1. The Size of GL_2(Z_7)

Hello everyone. I am asked to find the size of the group $G=GL_2(\mathbb{Z}_7)$ and would like to verify my work.

This group acts on the vector space $\mathbb{Z}_7\times \mathbb{Z}_7$ with basis $\{(1,0), (0,1)\}$. From this, we have the orbit-stabilizer theorem: if $x\in \mathbb{Z}_7\times \mathbb{Z}_7$, then $|G|=|Gx|\cdot |G_x|$, that is, the size of $G$ is the size of the orbit of $x$ times the size of the stabilizer of $x$. Take $x=(1,0)$. If $A\in G$, $Ax$ can possibly be any nonzero vector. There are 48 of these. Therefore, $|Gx|=48$. Then, if $Ax=x$, we must have $A(0,1)$ equal to another vector not a multiple of $x$, since $A$ is invertible. In other words, $A(0,1)$ cannot be $(0,0), (1,0), (2,0),\ldots,(6,0)$. There are 42 of these, so $|G_x|=42$.

We conclude that $|G|=48\cdot 42=2016$.

2. Originally Posted by roninpro
Hello everyone. I am asked to find the size of the group $G=GL_2(\mathbb{Z}_7)$ and would like to verify my work.

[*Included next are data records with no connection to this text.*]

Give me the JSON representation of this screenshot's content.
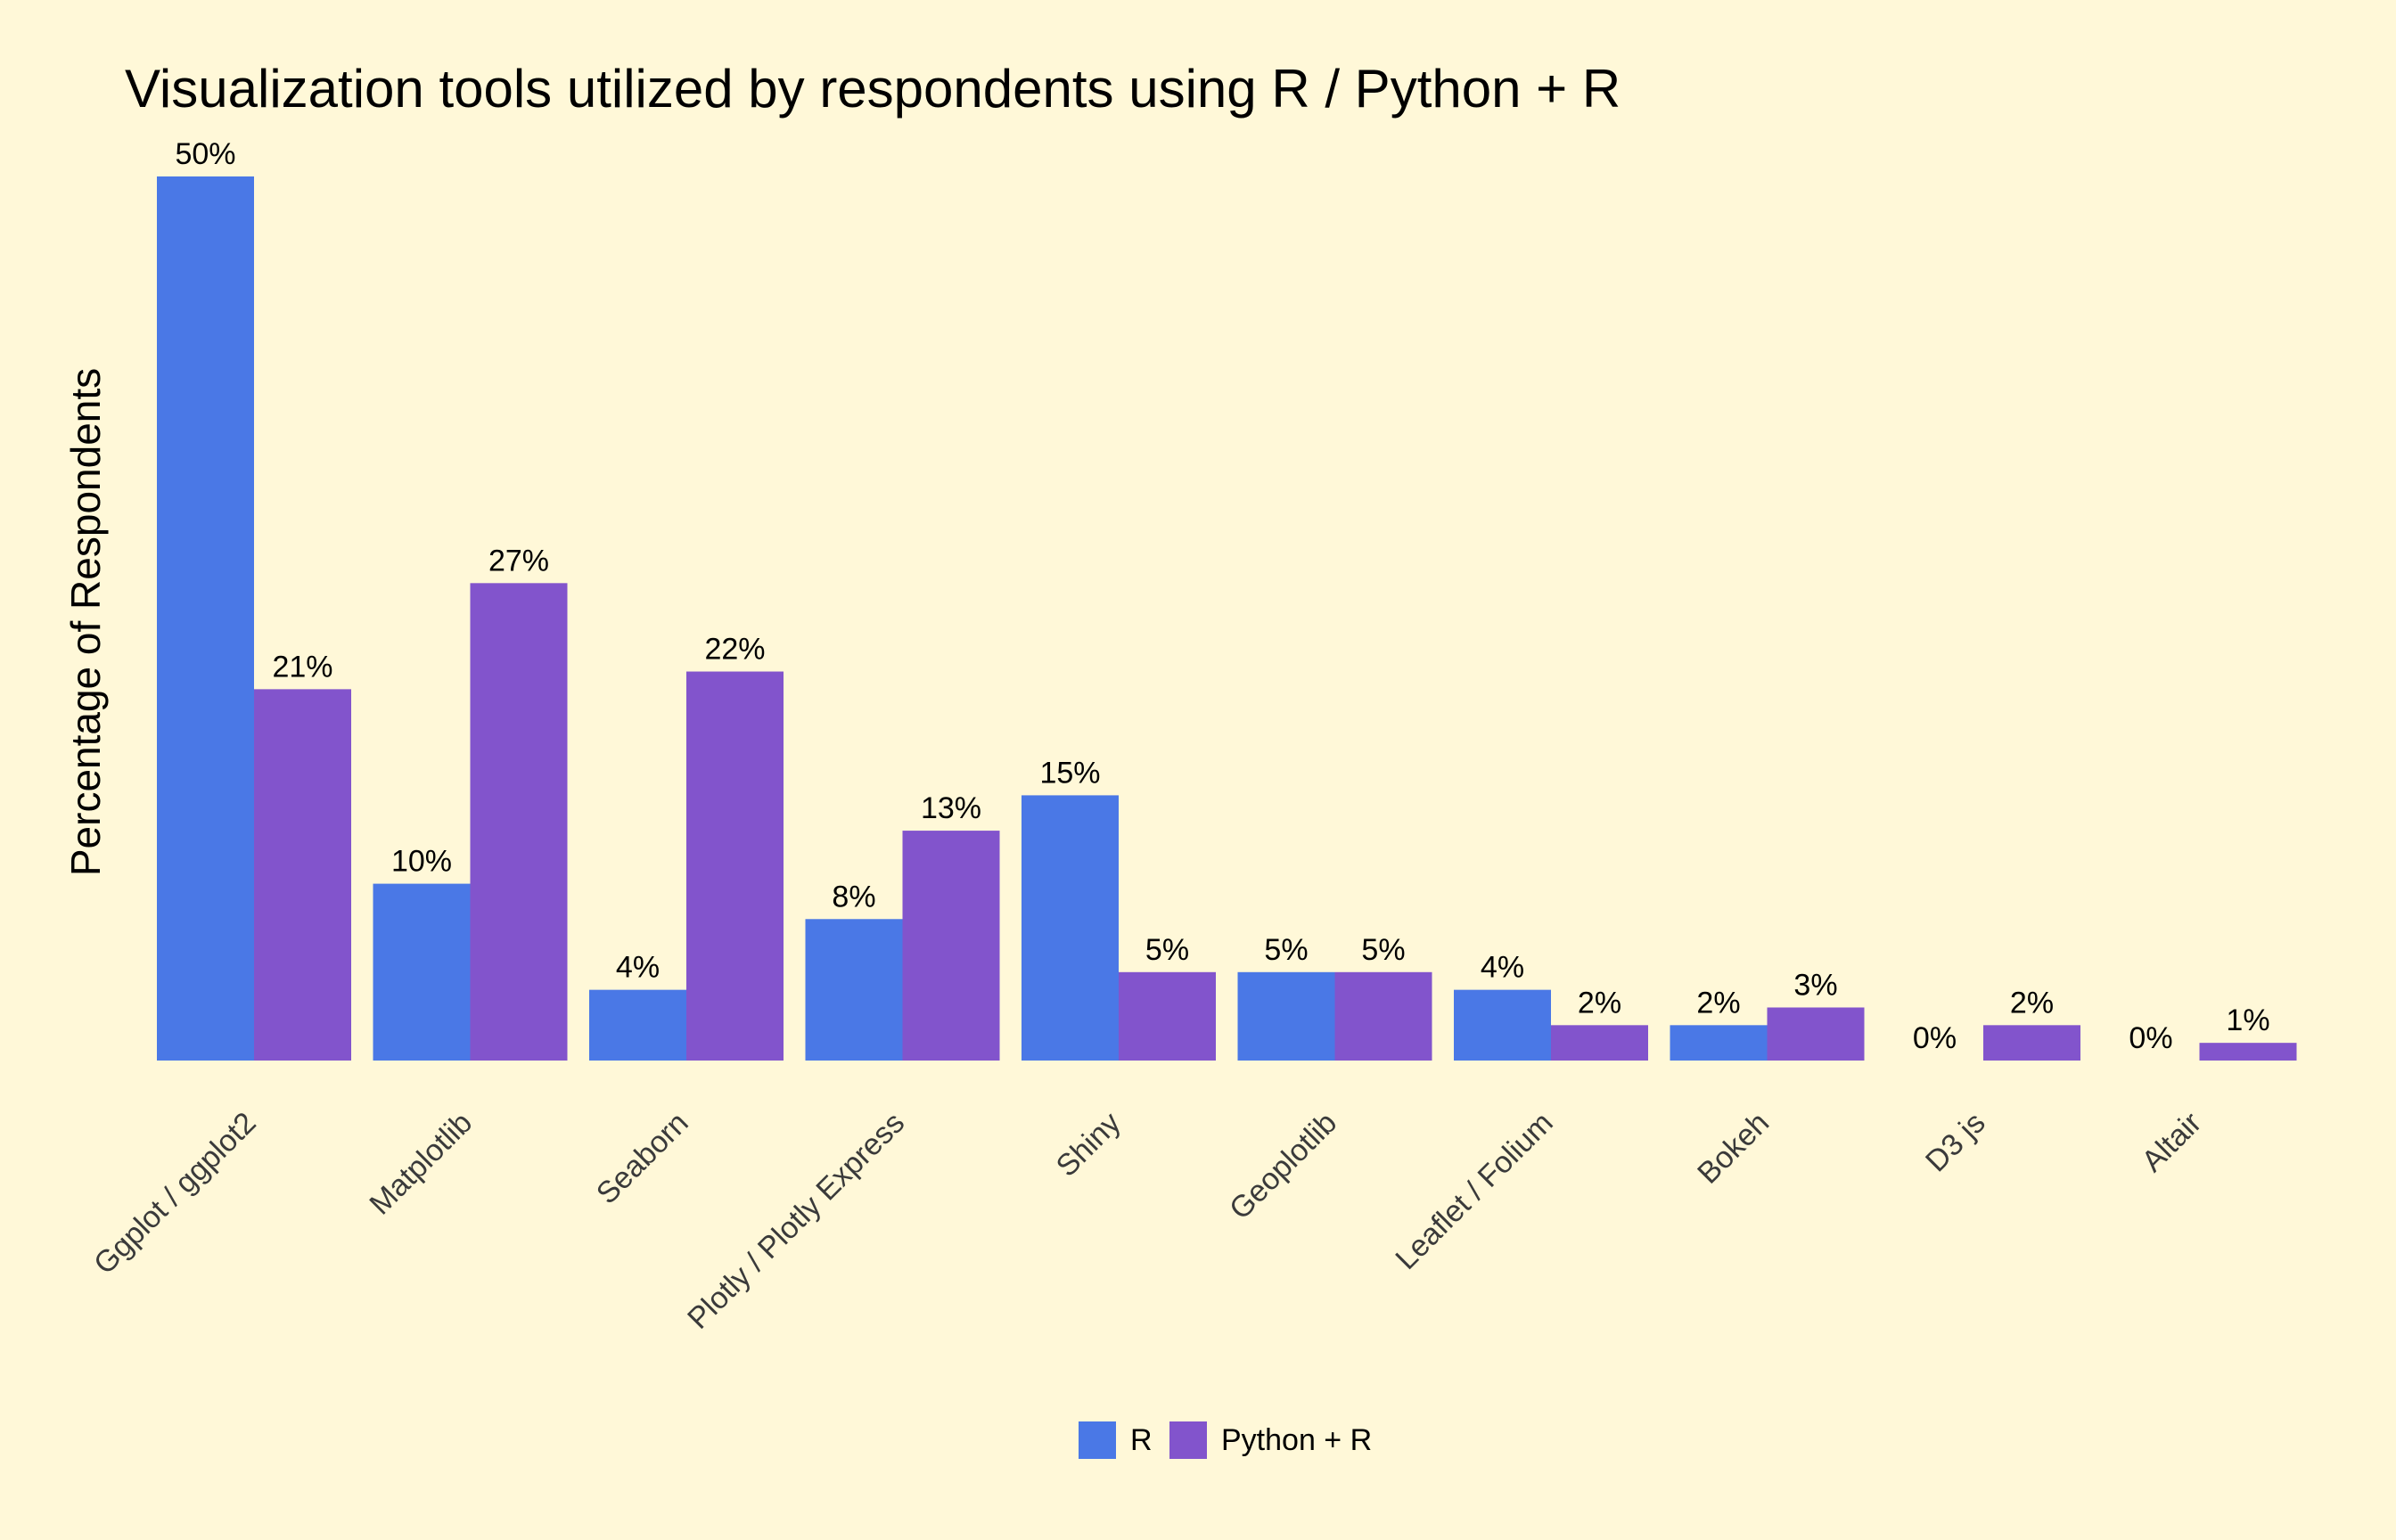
{
  "chart_data": {
    "type": "bar",
    "title": "Visualization tools utilized by respondents using R / Python + R",
    "ylabel": "Percentage of Respondents",
    "xlabel": "",
    "ylim": [
      0,
      50
    ],
    "grid": false,
    "legend_position": "bottom",
    "categories": [
      "Ggplot / ggplot2",
      "Matplotlib",
      "Seaborn",
      "Plotly / Plotly Express",
      "Shiny",
      "Geoplotlib",
      "Leaflet / Folium",
      "Bokeh",
      "D3 js",
      "Altair"
    ],
    "series": [
      {
        "name": "R",
        "color": "#4A78E6",
        "values": [
          50,
          10,
          4,
          8,
          15,
          5,
          4,
          2,
          0,
          0
        ],
        "labels": [
          "50%",
          "10%",
          "4%",
          "8%",
          "15%",
          "5%",
          "4%",
          "2%",
          "0%",
          "0%"
        ]
      },
      {
        "name": "Python + R",
        "color": "#8254CC",
        "values": [
          21,
          27,
          22,
          13,
          5,
          5,
          2,
          3,
          2,
          1
        ],
        "labels": [
          "21%",
          "27%",
          "22%",
          "13%",
          "5%",
          "5%",
          "2%",
          "3%",
          "2%",
          "1%"
        ]
      }
    ]
  }
}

This group acts on the vector space $\mathbb{Z}_7\times \mathbb{Z}_7$ with basis $\{(1,0), (0,1)\}$. From this, we have the orbit-stabilizer theorem: if $x\in \mathbb{Z}_7\times \mathbb{Z}_7$, then $|G|=|Gx|\cdot |G_x|$, that is, the size of $G$ is the size of the orbit of $x$ times the size of the stabilizer of $x$. Take $x=(1,0)$. If $A\in G$, $Ax$ can possibly be any nonzero vector. There are 48 of these. Therefore, $|Gx|=48$. Then, if $Ax=x$, we must have $A(0,1)$ equal to another vector not a multiple of $x$, since $A$ is invertible. In other words, $A(0,1)$ cannot be $(0,0), (1,0), (2,0),\ldots,(6,0)$. There are 42 of these, so $|G_x|=42$.

We conclude that $|G|=48\cdot 42=2016$.

Personally I don't see why you can't just count the possibilities based on the columns. In general $\displaystyle \text{GL}_n\left(\mathbb{F}_p\right)=\prod_{j=0}^{ n-1}\left(p^n-p^j\right)$. So, $\left|\text{GL}_2\left(\mathbb{Z}_7\right)\right|= \left(7^2-1\right)\left(7^2-7\right)=2016$.